Ci sono ferite che il tempo non rimargina. Non perché manchi la volontà, ma perché appartengono a qualcosa di più grande del dolore stesso: alla memoria di un popolo.
San Giuliano di Puglia è una di quelle ferite. Una cicatrice che il Molise porta nel cuore da ventitré anni, e che, paradossalmente, è diventata la sua parte più viva.
Ogni 31 ottobre la terra torna a tremare, ma solo dentro di noi. Non servono sirene né scosse per ricordare cosa significò quel giorno: bastano il silenzio di una piazza, i nomi degli Angeli pronunciati uno a uno, le lacrime di chi non ha mai smesso di sentire la mancanza.
Perché quel dolore, che si fece pietra, scuola, parco, memoria, non è mai finito. È diventato eredità.
Il Molise ha saputo reagire, ha saputo ricostruire, ha saputo imparare. Ma la ricostruzione più difficile non è stata quella delle case o delle scuole: è stata quella dell’anima.
Da quella mattina di ottobre del 2002 siamo diventati un popolo diverso. Più consapevole, forse più fragile, ma anche più unito nell’idea che la sicurezza, la cura e l’attenzione verso i nostri figli non possono essere lasciate al caso, né alla fortuna.
Ogni anno, la cerimonia al Parco della Memoria non è solo un rito. È un patto.
Un patto che rinnova la promessa fatta in quelle ore di disperazione: «Mai più».
Mai più un bambino che muore in una scuola, mai più genitori che salutano i figli senza sapere che non torneranno.
Una promessa che non ammette distrazioni né compromessi, perché la memoria, se non diventa impegno, è solo commemorazione.
I bambini di San Giuliano e la loro maestra non ci chiedono di piangere. Ci chiedono di essere migliori. Di costruire, ogni giorno, un Molise e un’Italia dove le tragedie non si ripetano per incuria o leggerezza.
Ci chiedono di trasformare il dolore in responsabilità, la commozione in vigilanza, il ricordo in azione.
E allora, oggi, nel ventitreesimo anniversario, il modo più autentico di ricordare non è abbassare lo sguardo, ma alzarlo.
Guardare le nostre scuole, i nostri edifici, i nostri progetti.

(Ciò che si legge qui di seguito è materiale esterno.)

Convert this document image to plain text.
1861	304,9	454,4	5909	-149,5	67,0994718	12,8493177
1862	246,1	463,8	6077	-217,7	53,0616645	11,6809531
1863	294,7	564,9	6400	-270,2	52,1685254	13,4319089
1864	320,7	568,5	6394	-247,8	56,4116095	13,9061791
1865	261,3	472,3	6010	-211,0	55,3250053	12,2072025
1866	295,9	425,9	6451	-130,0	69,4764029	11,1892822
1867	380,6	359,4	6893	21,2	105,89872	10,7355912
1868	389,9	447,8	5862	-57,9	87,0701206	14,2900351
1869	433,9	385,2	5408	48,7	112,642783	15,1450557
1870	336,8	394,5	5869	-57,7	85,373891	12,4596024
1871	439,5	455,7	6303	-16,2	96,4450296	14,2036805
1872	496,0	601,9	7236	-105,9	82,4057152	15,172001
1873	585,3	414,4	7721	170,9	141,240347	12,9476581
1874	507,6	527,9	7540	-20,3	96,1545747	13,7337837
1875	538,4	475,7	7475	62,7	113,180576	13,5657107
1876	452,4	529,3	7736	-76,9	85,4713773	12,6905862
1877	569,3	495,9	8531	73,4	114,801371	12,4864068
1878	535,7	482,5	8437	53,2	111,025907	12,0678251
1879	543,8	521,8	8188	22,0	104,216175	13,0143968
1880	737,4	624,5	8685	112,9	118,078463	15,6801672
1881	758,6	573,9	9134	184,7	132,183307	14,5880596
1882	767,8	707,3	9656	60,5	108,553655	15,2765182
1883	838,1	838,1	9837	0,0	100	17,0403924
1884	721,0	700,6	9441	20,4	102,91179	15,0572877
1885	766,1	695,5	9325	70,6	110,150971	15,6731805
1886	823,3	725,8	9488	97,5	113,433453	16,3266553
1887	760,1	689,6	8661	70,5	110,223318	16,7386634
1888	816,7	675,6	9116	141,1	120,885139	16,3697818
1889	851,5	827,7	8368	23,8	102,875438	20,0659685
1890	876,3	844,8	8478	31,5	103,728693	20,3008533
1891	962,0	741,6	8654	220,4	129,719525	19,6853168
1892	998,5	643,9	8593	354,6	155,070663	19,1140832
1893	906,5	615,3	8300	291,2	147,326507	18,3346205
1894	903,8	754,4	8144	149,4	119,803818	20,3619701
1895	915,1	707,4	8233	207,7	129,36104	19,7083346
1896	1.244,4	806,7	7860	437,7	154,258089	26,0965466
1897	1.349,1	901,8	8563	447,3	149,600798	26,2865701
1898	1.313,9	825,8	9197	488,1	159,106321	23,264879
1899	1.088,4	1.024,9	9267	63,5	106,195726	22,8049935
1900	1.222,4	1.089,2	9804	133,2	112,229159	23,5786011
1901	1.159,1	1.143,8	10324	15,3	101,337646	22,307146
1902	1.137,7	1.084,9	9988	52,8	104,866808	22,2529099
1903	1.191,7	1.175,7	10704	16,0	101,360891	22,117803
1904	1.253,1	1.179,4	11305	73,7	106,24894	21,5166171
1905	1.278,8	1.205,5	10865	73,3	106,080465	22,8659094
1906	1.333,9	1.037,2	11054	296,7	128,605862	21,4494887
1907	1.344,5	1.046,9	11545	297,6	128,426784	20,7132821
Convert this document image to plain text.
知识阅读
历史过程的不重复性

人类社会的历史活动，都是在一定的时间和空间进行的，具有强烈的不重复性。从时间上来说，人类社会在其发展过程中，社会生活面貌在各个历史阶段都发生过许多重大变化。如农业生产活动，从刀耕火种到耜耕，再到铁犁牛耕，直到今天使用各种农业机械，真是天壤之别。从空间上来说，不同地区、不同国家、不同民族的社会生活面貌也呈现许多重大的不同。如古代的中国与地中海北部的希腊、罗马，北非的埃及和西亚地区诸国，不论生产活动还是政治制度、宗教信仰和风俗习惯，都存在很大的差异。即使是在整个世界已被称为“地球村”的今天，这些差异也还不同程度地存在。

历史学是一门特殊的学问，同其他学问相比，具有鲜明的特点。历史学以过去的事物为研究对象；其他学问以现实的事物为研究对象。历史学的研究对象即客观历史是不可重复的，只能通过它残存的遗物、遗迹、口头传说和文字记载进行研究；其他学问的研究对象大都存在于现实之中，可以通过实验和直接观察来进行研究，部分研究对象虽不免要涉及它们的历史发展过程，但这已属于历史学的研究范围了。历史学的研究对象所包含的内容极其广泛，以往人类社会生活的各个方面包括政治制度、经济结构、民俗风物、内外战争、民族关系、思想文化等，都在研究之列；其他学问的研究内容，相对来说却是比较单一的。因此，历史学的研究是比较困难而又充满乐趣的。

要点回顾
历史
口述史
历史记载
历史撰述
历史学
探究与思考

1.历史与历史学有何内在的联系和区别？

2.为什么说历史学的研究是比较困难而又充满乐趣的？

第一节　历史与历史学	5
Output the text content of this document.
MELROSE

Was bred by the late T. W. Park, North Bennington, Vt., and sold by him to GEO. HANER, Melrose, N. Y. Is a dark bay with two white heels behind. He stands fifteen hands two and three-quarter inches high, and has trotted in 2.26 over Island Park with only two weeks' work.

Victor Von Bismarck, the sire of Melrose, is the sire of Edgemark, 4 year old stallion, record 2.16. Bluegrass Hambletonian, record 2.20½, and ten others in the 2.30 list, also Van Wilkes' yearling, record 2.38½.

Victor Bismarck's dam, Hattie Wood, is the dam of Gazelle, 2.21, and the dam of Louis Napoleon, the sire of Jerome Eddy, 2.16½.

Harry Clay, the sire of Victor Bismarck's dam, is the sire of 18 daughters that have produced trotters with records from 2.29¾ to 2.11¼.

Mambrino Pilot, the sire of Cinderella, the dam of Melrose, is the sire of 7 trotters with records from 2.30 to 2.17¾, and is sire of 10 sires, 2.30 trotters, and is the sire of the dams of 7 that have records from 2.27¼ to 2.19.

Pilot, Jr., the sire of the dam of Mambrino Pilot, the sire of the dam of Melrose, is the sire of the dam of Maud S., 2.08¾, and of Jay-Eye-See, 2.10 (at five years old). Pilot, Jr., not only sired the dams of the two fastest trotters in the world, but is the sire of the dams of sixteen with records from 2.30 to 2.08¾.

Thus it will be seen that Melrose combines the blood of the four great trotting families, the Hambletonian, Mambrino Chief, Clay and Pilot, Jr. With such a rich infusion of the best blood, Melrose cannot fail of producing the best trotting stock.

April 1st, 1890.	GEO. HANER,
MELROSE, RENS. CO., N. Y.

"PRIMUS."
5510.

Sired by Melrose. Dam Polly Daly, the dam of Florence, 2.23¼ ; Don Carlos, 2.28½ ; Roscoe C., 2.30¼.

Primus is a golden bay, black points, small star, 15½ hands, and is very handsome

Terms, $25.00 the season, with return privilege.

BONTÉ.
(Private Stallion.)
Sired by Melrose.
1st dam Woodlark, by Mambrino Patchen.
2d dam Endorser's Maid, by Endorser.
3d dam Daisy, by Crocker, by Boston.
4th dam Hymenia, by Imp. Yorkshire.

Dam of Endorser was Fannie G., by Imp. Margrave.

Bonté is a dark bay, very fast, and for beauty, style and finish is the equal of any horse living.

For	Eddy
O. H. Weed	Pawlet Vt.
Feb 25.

Domandarci se stiamo davvero onorando quel sacrificio, se stiamo mantenendo la promessa.
Perché la memoria non vive solo nei monumenti o nelle celebrazioni, ma nel modo in cui scegliamo di vivere, di amministrare, di educare.
San Giuliano di Puglia è diventata il simbolo di un’Italia che ha imparato a rimettersi in piedi, ma anche l’immagine più limpida di quanto la vita, la fiducia e l’amore per i propri figli meritino ogni sforzo possibile.
E se oggi le scuole molisane sono più sicure, se ogni mattina migliaia di bambini entrano in aule costruite con criteri antisismici e pensiero attento, lo dobbiamo a loro: ai nostri piccoli Angeli e alla maestra Carmela.
Non serve soltanto ricordare: serve essere all’altezza del ricordo.
Perché la sicurezza non nasce da un regolamento, ma dalla responsabilità e dal cuore di chi sceglie di prendersi cura degli altri.
Il Molise, ogni 31 ottobre, torna a respirare insieme, unito da un sentimento che il tempo non ha indebolito. E rinnova un dolore immenso che, lentamente, si è fatto amore: un amore che unisce e custodisce.
Oggi, domani, ogni giorno, alzando lo sguardo verso nuovi edifici, nuove aule, verso i nuovi spazi costruiti «dove doveva esserci solo la vita», pensiamo a loro. E manteniamo la promessa: «Mai più».